Negotiation, he said, was in fact on with the Naga leaders for the past 21 years. A “framework agreement” and a “preamble” was signed on August 3 2015, with the NSCN (IM) and on November 17, 2017, with the NNPG. He added that the peace agreement reminded the relevance of Narayan more than ever before.
Special invitee, Kaito Aye thanked the JPNMT for organising the programme. He urged its members to continue working to bring peaceful resolution to the lndo-
Naga political issue. He recalled the initial political dialogue with the leaders of Independent India to resolve the Indo-Naga political conflict but which continues to remain elusive. The legislator remarked that one of the most significant chapters in the history of Naga political movement was Narayan’s participation and contribution to resolving the Indo-Naga political conflict.

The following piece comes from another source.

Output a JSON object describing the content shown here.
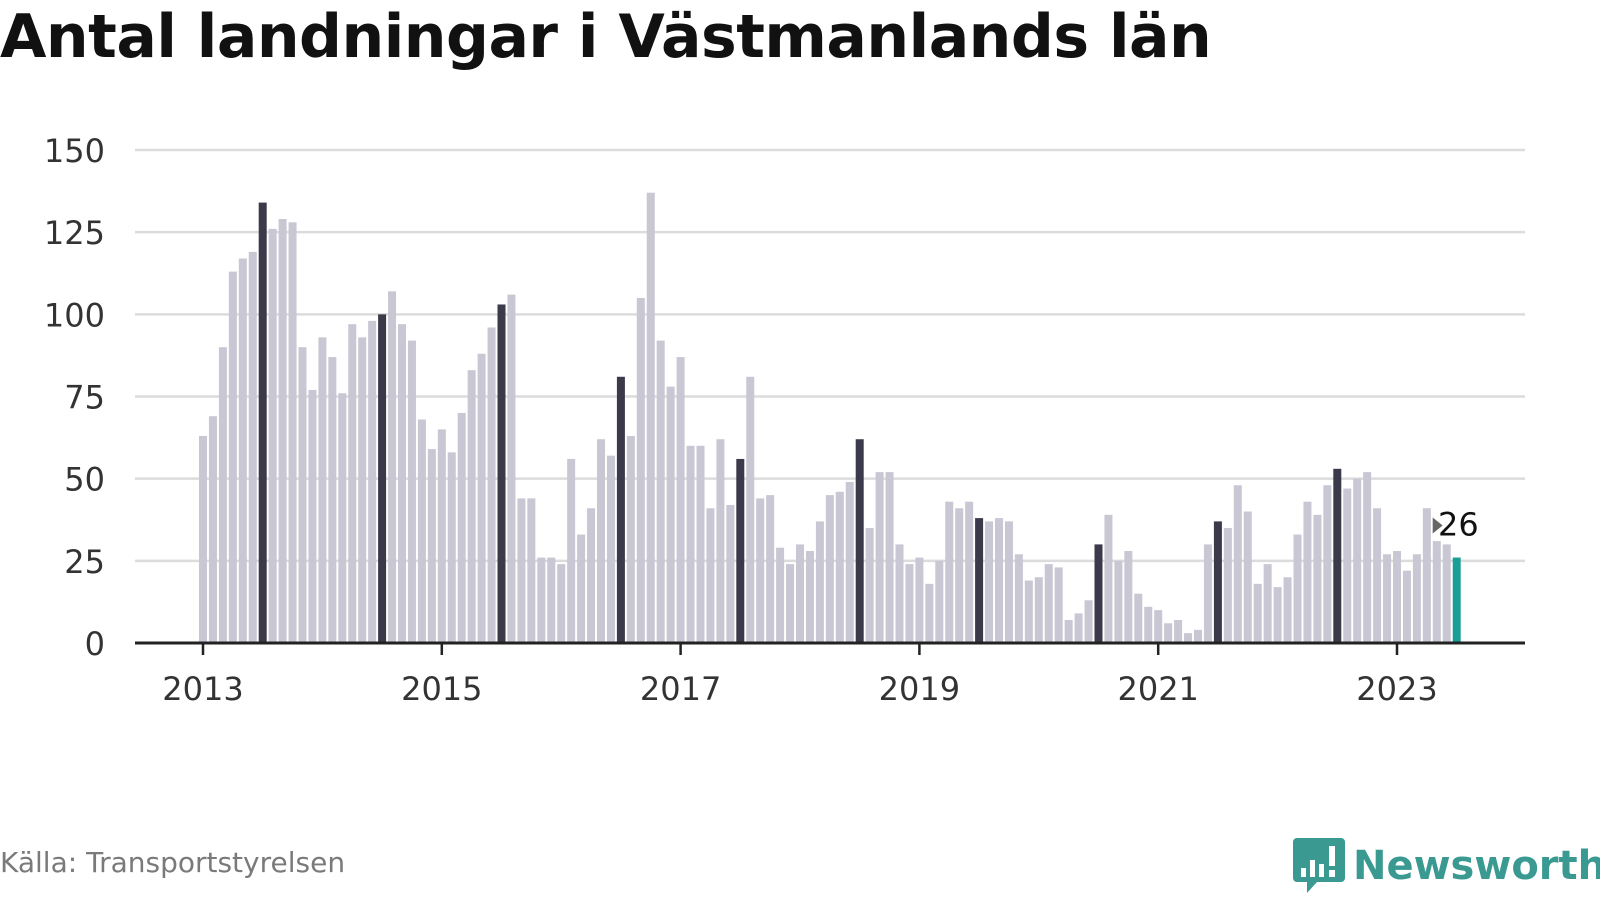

Aye said: “The first ever Indo-Naga ceasefire which came into being in 1964 was mainly due to the sacrifice made by Narayan and subsequent establishment of Nagaland Peace Centre by him. Under this very banner, church leaders of Nagaland Baptist Church Council met the underground leaders and the representatives of the government of India and they could successfully bring them (the Federal Government Of Nagaland and the GOI) to the negotiating table for starting the Indo-Naga political dialogues towards finding a solution to the issue.”
The legislator appealed to the deputy chairman of the Rajya Sabha to convey the message to the central government to expedite the peace process.